The delayed nature of the victory, which was a result everyone expected but nobody seemed capable of delivering until Messi came on, meant there were genuinely joyful celebrations, rather than it being a formality from kick-off.
Only European success will do for Barcelona, who with eight La Liga titles in 11 years, have grown used to dominating the Spanish domestic scene.
When the tides eventually turn in the future, this period will be considered more special than it currently is.
🏆🏆🏆🏆🏆🏆🏆🏆🏆🏆— Goal (@goal) April 27, 2019
1️⃣0️⃣ La Liga trophies for the world's greatest number 1️⃣0️⃣. pic.twitter.com/Q6xpwUOcy0
The shadow of their three consecutive quarter-final exits still looms over the club and the clash with Liverpool is the biggest game of the season so far for Barcelona.
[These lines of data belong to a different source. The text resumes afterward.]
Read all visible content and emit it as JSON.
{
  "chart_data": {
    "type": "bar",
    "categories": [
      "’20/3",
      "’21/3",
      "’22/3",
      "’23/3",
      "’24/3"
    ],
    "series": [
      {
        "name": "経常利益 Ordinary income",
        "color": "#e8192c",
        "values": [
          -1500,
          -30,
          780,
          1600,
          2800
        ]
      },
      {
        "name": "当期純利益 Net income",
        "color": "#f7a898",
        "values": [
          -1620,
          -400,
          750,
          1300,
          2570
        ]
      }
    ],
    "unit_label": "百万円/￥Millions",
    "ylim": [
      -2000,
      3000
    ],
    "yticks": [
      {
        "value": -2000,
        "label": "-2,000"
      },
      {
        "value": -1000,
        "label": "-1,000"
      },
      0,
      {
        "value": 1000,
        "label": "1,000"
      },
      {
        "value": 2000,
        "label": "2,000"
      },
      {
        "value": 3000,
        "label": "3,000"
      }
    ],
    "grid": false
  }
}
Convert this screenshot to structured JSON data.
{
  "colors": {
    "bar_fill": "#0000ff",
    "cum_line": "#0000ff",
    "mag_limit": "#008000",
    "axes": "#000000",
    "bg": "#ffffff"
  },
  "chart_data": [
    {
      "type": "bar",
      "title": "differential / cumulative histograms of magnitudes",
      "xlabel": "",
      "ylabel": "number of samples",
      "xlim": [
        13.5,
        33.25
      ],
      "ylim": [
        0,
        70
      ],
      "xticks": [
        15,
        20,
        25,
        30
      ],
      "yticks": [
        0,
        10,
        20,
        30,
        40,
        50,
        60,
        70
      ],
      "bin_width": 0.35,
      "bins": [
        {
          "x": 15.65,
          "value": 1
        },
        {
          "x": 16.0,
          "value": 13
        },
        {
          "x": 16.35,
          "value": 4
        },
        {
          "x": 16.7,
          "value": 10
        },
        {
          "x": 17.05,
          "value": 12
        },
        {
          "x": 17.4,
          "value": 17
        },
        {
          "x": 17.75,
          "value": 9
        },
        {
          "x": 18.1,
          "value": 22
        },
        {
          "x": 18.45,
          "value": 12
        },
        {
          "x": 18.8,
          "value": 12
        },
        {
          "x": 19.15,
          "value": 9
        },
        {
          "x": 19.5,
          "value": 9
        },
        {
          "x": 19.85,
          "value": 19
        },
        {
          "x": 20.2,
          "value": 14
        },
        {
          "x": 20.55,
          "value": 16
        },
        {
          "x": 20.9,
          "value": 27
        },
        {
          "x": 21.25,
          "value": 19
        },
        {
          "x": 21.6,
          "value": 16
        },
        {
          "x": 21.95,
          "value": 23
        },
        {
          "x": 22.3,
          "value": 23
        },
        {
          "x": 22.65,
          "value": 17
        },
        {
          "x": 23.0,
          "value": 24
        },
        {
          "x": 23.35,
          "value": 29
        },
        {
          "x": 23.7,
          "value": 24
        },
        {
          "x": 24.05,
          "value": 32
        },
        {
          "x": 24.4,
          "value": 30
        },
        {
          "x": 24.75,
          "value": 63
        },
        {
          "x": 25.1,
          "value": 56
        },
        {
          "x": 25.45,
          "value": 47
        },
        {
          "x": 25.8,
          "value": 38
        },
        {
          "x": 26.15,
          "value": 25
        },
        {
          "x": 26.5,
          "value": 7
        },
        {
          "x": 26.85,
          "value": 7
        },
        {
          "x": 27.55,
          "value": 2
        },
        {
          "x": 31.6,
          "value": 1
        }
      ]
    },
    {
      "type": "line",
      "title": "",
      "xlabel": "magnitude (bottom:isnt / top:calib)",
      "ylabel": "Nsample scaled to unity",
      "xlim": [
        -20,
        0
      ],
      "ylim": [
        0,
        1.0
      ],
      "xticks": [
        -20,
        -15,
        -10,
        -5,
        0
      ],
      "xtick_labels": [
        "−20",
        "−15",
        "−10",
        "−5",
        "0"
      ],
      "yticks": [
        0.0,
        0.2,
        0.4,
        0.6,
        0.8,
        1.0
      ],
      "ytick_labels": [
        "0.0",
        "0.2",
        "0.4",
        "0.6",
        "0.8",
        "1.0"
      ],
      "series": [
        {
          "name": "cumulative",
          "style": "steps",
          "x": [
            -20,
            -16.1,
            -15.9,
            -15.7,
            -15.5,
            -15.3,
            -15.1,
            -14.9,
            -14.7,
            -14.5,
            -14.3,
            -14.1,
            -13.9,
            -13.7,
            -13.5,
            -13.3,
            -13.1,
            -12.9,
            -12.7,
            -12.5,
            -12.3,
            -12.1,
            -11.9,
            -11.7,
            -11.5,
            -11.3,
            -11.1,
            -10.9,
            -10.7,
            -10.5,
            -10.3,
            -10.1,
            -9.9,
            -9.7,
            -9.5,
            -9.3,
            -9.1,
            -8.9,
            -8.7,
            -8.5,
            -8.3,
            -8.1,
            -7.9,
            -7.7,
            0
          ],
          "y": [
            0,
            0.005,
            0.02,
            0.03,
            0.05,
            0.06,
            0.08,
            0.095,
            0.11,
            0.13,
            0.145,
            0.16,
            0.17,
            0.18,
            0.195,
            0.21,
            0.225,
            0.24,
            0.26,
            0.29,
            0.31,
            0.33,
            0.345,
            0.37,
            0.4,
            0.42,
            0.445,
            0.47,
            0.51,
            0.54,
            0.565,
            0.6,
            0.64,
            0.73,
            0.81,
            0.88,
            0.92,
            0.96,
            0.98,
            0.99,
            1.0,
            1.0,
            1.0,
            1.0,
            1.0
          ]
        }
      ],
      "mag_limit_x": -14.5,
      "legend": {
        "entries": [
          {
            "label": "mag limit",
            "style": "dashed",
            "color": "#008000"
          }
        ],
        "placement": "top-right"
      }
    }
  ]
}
So as important and impressive as this success is, anything but victory over Jurgen Klopp’s side in midweek will plunge Barcelona into at best disquietude, at worst even crisis.
The latter thought seems outlandish now, but should Barcelona suffer defeat at home, there will be calls for Ernesto Valverde’s head, despite what he has accomplished at the club over the past two seasons.
That is why Valverde started with Messi and midfield lynchpin Sergio Busquets on the bench. In other circumstances it would have been extraordinary to leave them out with the title at stake.
Watching this win was legendary Barcelona figure Francesc Satorra, known as ’The Observer’ for the famous photograph in which he was overlooking Jose Mourinho poking Tito Vilanova in the eye.
Satorra has worked at the club for 41 years but retired last week, controlling matters on the benches, dressing rooms and mixed zone, and for the first time was able to put his feet up and watch the match from the presidential box.
He, like all of Barcelona’s fans and Messi sat on the sidelines, saw the team turning the screw on Levante, putting on heavy pressure, as they looked for the goals which would win them the title.
Suarez had two shots saved, Coutinho four in the first half hour, with the team impressing in most aspects apart from finishing.
It seemed a question of when, not if, the Catalans would break the deadlock.
Brazilian playmaker Coutinho looked more comfortable without Messi on the pitch, having more influence on the game than in any match over the past few months.
Perhaps that was why he was the man withdrawn at half-time, when Messi was sent on to sort things out.
Barcelona created 11 chances in the first half, dominating possession at nearly 70 per cent to 30.
It was the season in a microcosm - waiting. The truth is since December last year, it’s seemed a formality and only time has kept Barcelona and the title apart.
It took Messi 16 minutes to make his decisive impact from the bench, ending a chaotic period of pinball in the box with one touch to eliminate two Levante defenders and another to stroke it past the previously unbeatable Aitor Fernandez.
It was Messi’s 24th goal as a substitute in La Liga, more than anyone else has managed in the 21st century, and his 34th of this season in the top flight.
Satorra has borne witness to more of Messi’s goals than anyone in the stadium, with the possible exception of a few of the club’s old boy season ticket holders, and this was as sweet as any of them.
This was the first time since 2010 that Barcelona have won the title at home, and the Camp Nou noisily celebrated in the final stages.
But on Sunday morning, the talk in the cafes over breakfast coffee will be about Mo Salah, Sadio Mane and Co coming to town. The real work starts here.